Las aspiraciones por la Gobernación del Atlántico y la Alcaldía de Barranquilla comienzan a tomar forma, pero el panorama electoral todavía está lejos de estar definido. En esta nueva partida aparece un actor con capacidad de alterar las cuentas: el presidente Abelardo De La Espriella, cuyo gobierno tendrá una presencia política especialmente fuerte en la región.
Su partido, Firmes por la Patria, debutará en unas elecciones territoriales y podrá presentar candidatos a gobernaciones, alcaldías, asambleas, concejos y Juntas Administradoras Locales. Esto le permitirá construir una estructura política propia en territorios donde tradicionalmente han tenido peso otras organizaciones.
Además, De La Espriella llega al escenario regional con interlocución con dirigentes como Alejandro Char, Federico Gutiérrez, Dumek Turbay y Carlos Pinedo Cuello, figuras con influencia en distintas zonas del país y, particularmente, en la Costa Caribe.
Para el Pacto Histórico, el desafío será trasladar su votación nacional y legislativa al terreno territorial.
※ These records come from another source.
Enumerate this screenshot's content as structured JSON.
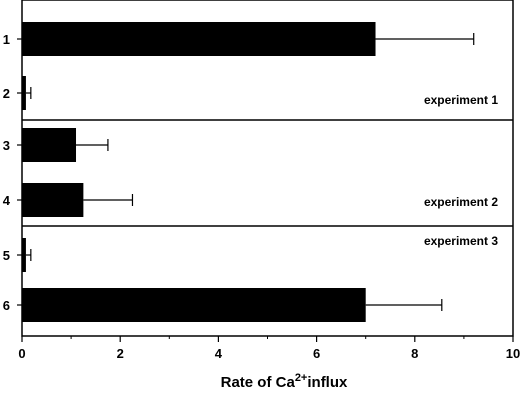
{
  "chart_data": {
    "type": "bar",
    "orientation": "horizontal",
    "categories": [
      "1",
      "2",
      "3",
      "4",
      "5",
      "6"
    ],
    "values": [
      7.2,
      0.08,
      1.1,
      1.25,
      0.08,
      7.0
    ],
    "errors": [
      2.0,
      0.1,
      0.65,
      1.0,
      0.1,
      1.55
    ],
    "xlim": [
      0,
      10
    ],
    "xticks": [
      "0",
      "2",
      "4",
      "6",
      "8",
      "10"
    ],
    "xlabel_prefix": "Rate of Ca",
    "xlabel_sup": "2+",
    "xlabel_suffix": "influx",
    "groups": [
      {
        "label": "experiment 1",
        "rows": [
          0,
          1
        ]
      },
      {
        "label": "experiment 2",
        "rows": [
          2,
          3
        ]
      },
      {
        "label": "experiment 3",
        "rows": [
          4,
          5
        ]
      }
    ],
    "bar_color": "#000000",
    "grid": false
  }
}
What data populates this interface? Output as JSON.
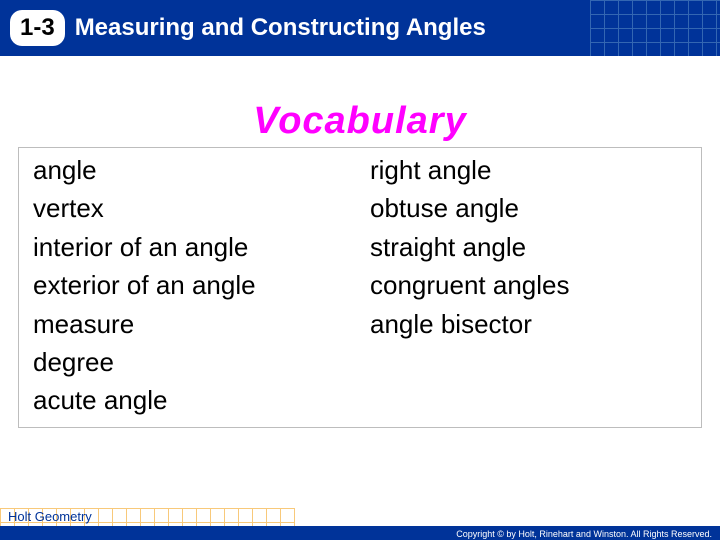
{
  "header": {
    "section_number": "1-3",
    "title": "Measuring and Constructing Angles",
    "bg_color": "#003399",
    "grid_color": "#6699cc"
  },
  "section_heading": {
    "text": "Vocabulary",
    "color": "#ff00ff",
    "font_style": "italic",
    "font_weight": 900,
    "font_size": 38
  },
  "vocab": {
    "border_color": "#bdbdbd",
    "item_color": "#000000",
    "item_font_size": 26,
    "left_column": [
      "angle",
      "vertex",
      "interior of an angle",
      "exterior of an angle",
      "measure",
      "degree",
      "acute angle"
    ],
    "right_column": [
      "right angle",
      "obtuse angle",
      "straight angle",
      "congruent angles",
      "angle bisector"
    ]
  },
  "footer": {
    "brand": "Holt Geometry",
    "copyright": "Copyright © by Holt, Rinehart and Winston. All Rights Reserved.",
    "bar_color": "#003399",
    "grid_color": "#f5a623"
  }
}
No es una tarea sencilla. Las elecciones de Congreso responden a dinámicas diferentes a las de una Gobernación o una Alcaldía, donde pesan las estructuras locales, los liderazgos municipales, las alianzas, el conocimiento de los candidatos y la capacidad de movilización.
En el Atlántico, además, la izquierda todavía enfrenta el reto de consolidar una candidatura con suficiente fuerza para competir por la Gobernación o disputar seriamente el control político de Barranquilla.
Las divisiones internas tampoco ayudan. Mientras diferentes sectores comienzan a mover nombres y a explorar posibles alianzas, todavía no aparece una figura que reúna de manera clara a todas las fuerzas del Pacto alrededor de un proyecto competitivo.
El cambio de gobierno también modifica las condiciones políticas. Durante la administración Petro, sectores cercanos al Pacto tuvieron acceso a espacios de poder e interlocución con el Gobierno Nacional. Ahora el escenario institucional es diferente y las organizaciones políticas tendrán que demostrar cuánto de su fuerza electoral depende realmente de sus estructuras territoriales y cuánto estaba asociado al respaldo del poder nacional.
Por eso, la elección de 2027 será una verdadera prueba para todos.
El Pacto Histórico no puede asumir que los resultados obtenidos en elecciones legislativas se trasladarán automáticamente a las urnas territoriales. Del mismo modo, las fuerzas cercanas al nuevo Gobierno tendrán que demostrar que pueden convertir el respaldo presidencial en candidaturas competitivas y estructuras electorales sólidas.
En política, las cuentas hechas demasiado temprano suelen terminar pasando factura.
El Atlántico todavía no tiene gobernador ni alcalde elegidos para 2027, y falta mucho camino por recorrer. Habrá negociaciones, alianzas, rupturas, nuevos nombres y, seguramente, más de una sorpresa.
Por ahora, más que repartir cargos sobre el papel, a todos los sectores les conviene revisar bien la calculadora. Porque una cosa es sumar votos en una elección nacional y otra muy distinta es conquistar el poder territorial cuando las reglas, los aliados y el dueño de la orquesta han cambiado.